Electrical Transport Model of Silicene as a Channel of Field Effect Transistor

TL;DR

This paper develops an analytical electrical transport model for silicene as a transistor channel, highlighting its conductance behavior, temperature effects, and agreement with numerical methods, providing insights into silicene's potential in electronic devices.

Contribution

It introduces a new analytical model for silicene's electrical transport, comparing its conductance behavior to graphene and validating with numerical simulations.

Findings

Conductance increases with gate voltage as in conventional semiconductors.

Temperature affects the minimum conductance, increasing it at higher temperatures.

Model aligns well with numerical calculations based on non-equilibrium Green's function and DFT.

Abstract

The analytical electrical transport model of the Silicene, a single layer of sp3 bonded silicon atoms in the honeycomb lattice structure as a channel in the field effect transistor configuration is presented in this paper.
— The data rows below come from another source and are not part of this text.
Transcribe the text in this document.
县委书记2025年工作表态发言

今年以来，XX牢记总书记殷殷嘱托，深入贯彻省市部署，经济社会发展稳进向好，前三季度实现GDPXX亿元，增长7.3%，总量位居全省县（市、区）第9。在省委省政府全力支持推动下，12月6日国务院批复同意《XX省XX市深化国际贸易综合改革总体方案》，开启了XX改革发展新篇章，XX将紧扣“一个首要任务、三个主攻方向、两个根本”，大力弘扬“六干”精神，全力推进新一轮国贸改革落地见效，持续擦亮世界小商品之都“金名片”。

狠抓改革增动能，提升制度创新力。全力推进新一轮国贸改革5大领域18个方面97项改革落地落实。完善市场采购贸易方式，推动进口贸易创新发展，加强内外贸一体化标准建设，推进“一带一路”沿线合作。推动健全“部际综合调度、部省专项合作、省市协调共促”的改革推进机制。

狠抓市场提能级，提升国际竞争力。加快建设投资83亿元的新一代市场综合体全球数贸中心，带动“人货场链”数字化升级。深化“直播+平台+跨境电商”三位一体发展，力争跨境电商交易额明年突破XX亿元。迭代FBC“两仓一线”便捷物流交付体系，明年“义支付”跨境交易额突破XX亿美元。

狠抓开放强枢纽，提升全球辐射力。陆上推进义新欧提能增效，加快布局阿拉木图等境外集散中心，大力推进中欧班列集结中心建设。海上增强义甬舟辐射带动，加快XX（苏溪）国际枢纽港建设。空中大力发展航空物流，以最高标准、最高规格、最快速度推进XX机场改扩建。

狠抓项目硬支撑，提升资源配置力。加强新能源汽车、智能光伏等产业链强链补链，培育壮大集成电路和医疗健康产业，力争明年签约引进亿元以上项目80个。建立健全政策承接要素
Although the carrier concentration of the Silicene shows similar behavior to Graphene, there are some differences in the conductance behavior. Presented model shows increment in the total carrier and the conductance with the gate voltage as expected for conventional semiconductors which affected by the temperature only in the neutrality point. The minimum conductance is increased by the temperature whereas it remains stable in the degenerate regime. Presented analytical model is in good agreement with the numerical conductance calculation based on the implementation of the non-equilibrium Greens function method coupled to the density functional theory.